How does your personal style influence your designs?

I never want beauty and comfort to be a compromise. So I consider that in everything I design.

What are the biggest challenges you’ve had to face so far?

There have been many. Getting started was hard. You’d be surprised how many people asked me “Why do you even need a bra?”

Describe a customer interaction that has made a lasting impact.

We are lucky to meet many customers, and to share intimate experiences together. We hear so much about how their lives have been disrupted by a cancer diagnosis. But one example comes from the New York Fashion Week show we had in February, where we filled the runway with 24 metastatic breast cancer patients. We always use models who are living with breast cancer, and each one of them brings a unique story to the runway.

Unfortunately, due to metastatic disease, we have lost several of our models already this year. This is such an important topic to talk about, because there is no cure for breast cancer. Having each of these incredible women in our lives is absolutely priceless. We see everything they go through and share with the community. Seeing how brave and confident the women are is an inspiration and keeps me going.

What impact has AnaOno had on how the fashion industry approaches lingerie design?

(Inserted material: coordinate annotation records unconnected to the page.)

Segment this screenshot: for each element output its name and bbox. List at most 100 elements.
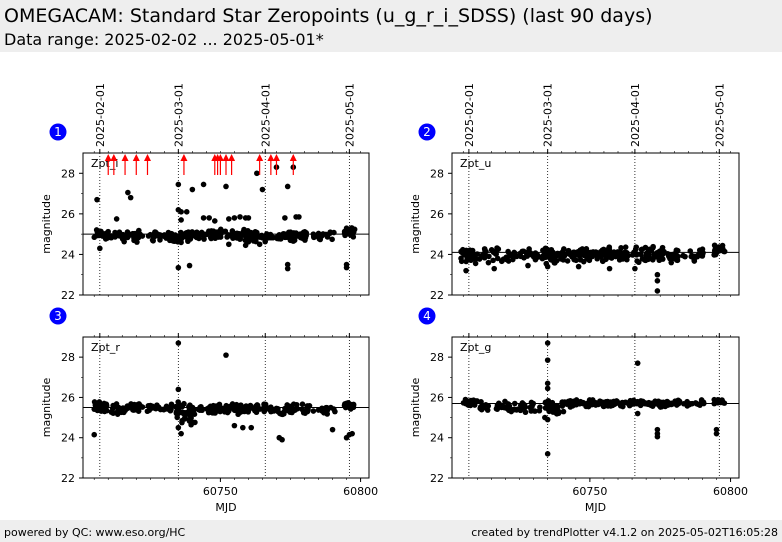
panel-2: 2025-02-01 2025-03-01 2025-04-01 2025-05-01… [409,83,740,302]
data-point [328,404,334,411]
data-point [242,242,249,249]
data-point [285,407,291,414]
data-point [665,402,671,408]
data-point [178,430,184,437]
data-point [719,242,726,249]
data-point [200,181,207,188]
data-point [256,241,263,248]
data-point [638,246,645,253]
panel-badge-number: 2 [423,125,431,139]
data-point [594,255,600,262]
data-point [287,403,293,410]
outlier-arrow-head [272,154,280,161]
x-axis-label: MJD [585,501,606,514]
data-point [209,233,216,240]
data-point [583,403,589,410]
data-point [599,258,606,264]
data-point [134,239,140,245]
panel-badge [49,123,67,141]
data-point [186,262,193,269]
data-point [112,234,118,240]
data-point [529,403,535,410]
data-point [291,231,297,237]
data-point [608,254,615,261]
data-point [345,230,351,237]
data-point [91,431,98,438]
data-point [544,380,551,387]
data-point [491,265,498,272]
data-point [237,214,243,220]
data-point [503,254,510,261]
panel-badge [49,307,67,325]
data-point [259,186,266,193]
data-point [575,263,582,270]
data-point [291,236,297,243]
x-tick-label: 60750 [203,485,238,498]
outlier-arrow-head [228,154,236,161]
data-point [226,216,232,222]
data-point [318,406,325,413]
x-tick-label: 60800 [343,485,378,498]
y-tick-label: 28 [430,351,444,364]
data-point [300,409,307,416]
y-tick-label: 22 [430,472,444,485]
data-point [611,401,618,408]
data-point [658,247,665,254]
data-point [673,257,680,263]
data-point [694,253,701,260]
data-point [571,249,578,256]
y-tick-label: 22 [430,289,444,302]
outlier-arrow-head [267,154,275,161]
data-point [112,403,118,409]
date-label: 2025-02-01 [94,83,107,147]
data-point [223,402,230,409]
data-point [655,398,662,405]
data-point [719,398,726,405]
data-point [103,401,110,407]
data-point [654,271,661,278]
data-point [91,399,98,405]
data-point [210,228,217,234]
data-point [349,228,356,235]
data-point [720,248,727,255]
data-point [188,415,194,421]
data-point [262,238,269,245]
data-point [700,400,707,407]
data-point [127,194,134,201]
panel-badge-number: 4 [423,309,431,323]
data-point [547,256,554,262]
data-point [698,252,705,259]
outlier-arrow-head [256,154,264,161]
page-subtitle: Data range: 2025-02-02 ... 2025-05-01* [4,30,324,49]
outlier-arrow-head [180,154,188,161]
data-point [349,430,355,437]
data-point [605,398,611,405]
y-tick-label: 24 [430,248,444,261]
panel-1: 2025-02-01 2025-03-01 2025-04-01 2025-05-01… [40,83,370,302]
data-point [96,399,103,405]
x-tick-label: 60750 [572,485,607,498]
y-axis-label: magnitude [40,378,53,438]
data-point [285,229,292,236]
data-point [532,408,538,414]
data-point [174,410,181,416]
data-point [654,433,661,440]
data-point [175,386,182,393]
panel-series-label: Zpt_g [460,341,491,354]
data-point [284,183,291,190]
data-point [217,226,224,233]
data-point [183,209,190,215]
y-axis-label: magnitude [40,194,53,254]
y-tick-label: 28 [430,167,444,180]
data-point [716,247,722,253]
data-point [622,244,629,250]
y-tick-label: 26 [430,391,444,404]
data-point [490,257,496,264]
data-point [215,404,221,411]
data-point [522,409,529,416]
data-point [215,234,222,240]
data-point [506,406,512,412]
data-point [695,401,702,408]
data-point [463,258,469,265]
data-point [149,403,155,409]
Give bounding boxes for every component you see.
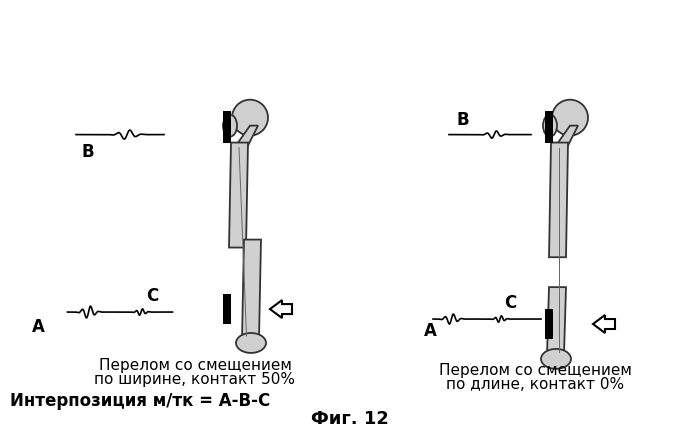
Polygon shape <box>547 287 566 355</box>
Ellipse shape <box>543 115 557 137</box>
Text: Перелом со смещением: Перелом со смещением <box>99 358 291 373</box>
Circle shape <box>232 100 268 135</box>
Polygon shape <box>549 143 568 257</box>
Bar <box>223 111 231 143</box>
Text: С: С <box>146 287 158 305</box>
Text: С: С <box>504 294 516 312</box>
Text: Интерпозиция м/тк = А-В-С: Интерпозиция м/тк = А-В-С <box>10 392 270 410</box>
FancyArrow shape <box>270 300 292 318</box>
Text: А: А <box>32 318 44 336</box>
Text: Фиг. 12: Фиг. 12 <box>311 410 389 428</box>
Text: В: В <box>82 142 94 160</box>
Polygon shape <box>556 126 578 146</box>
Ellipse shape <box>223 115 237 137</box>
Ellipse shape <box>236 333 266 353</box>
Text: Перелом со смещением: Перелом со смещением <box>439 363 631 378</box>
Text: В: В <box>456 111 469 129</box>
Circle shape <box>552 100 588 135</box>
Bar <box>545 309 553 339</box>
Text: по длине, контакт 0%: по длине, контакт 0% <box>446 378 624 392</box>
Text: А: А <box>424 322 436 340</box>
Bar <box>545 111 553 143</box>
Polygon shape <box>236 126 258 146</box>
FancyArrow shape <box>593 315 615 333</box>
Text: по ширине, контакт 50%: по ширине, контакт 50% <box>94 372 295 387</box>
Polygon shape <box>242 240 261 339</box>
Polygon shape <box>229 143 248 248</box>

Before AnaOno, 99 percent of the mastectomy bras out there looked like corrective medical devices. We have shown that post-mastectomy bras can be fun, flirty, and even sexy. We want everyone to be able to celebrate their lives and their bodies!

What is the biggest thing you’d like to see changed in your industry, and how are you working toward making that change happen?

There are so many things to worry about when you receive a cancer diagnosis. It can feel like you are just a lab rat, getting poked and prodded everywhere you turn. It can be pretty hard to keep your dignity intact. Feeling uncomfortable and depressed in a hospital-issued post-surgery bra should not be on the list of worries! We are working to let everyone know, from patients to caregivers to medical professionals, that there are other options.

What can people do to support patients and survivors and increase awareness?

Simply being there and listening to your friends who are patients and survivors is a huge help. Sometimes people don’t know what to say. You don’t have to say anything. Be there. Walk your friend’s dog, do her laundry, offer to wash her hair at home.

Thanks to Breast Cancer Awareness Month, awareness of the disease is high. What a lot of people don’t realize is that not all the money raised in these October campaigns goes to research. We are still losing more than 40,000 women a year, along with 500 men. Awareness is important, it will save lives, but we also have to make progress in terms of therapies and treatments. Make sure to research where your money goes and that it funds activities that will improve the lives of those you love.

What advice do you have for others diagnosed with breast cancer?

Ask questions, know your options, be kind to yourself. You can only take one day at a time, and that is OK.

What advice would you give to another entrepreneur just starting out?

Strap in and be ready for the ride of your life. It isn’t easy, but it can be absolutely gratifying!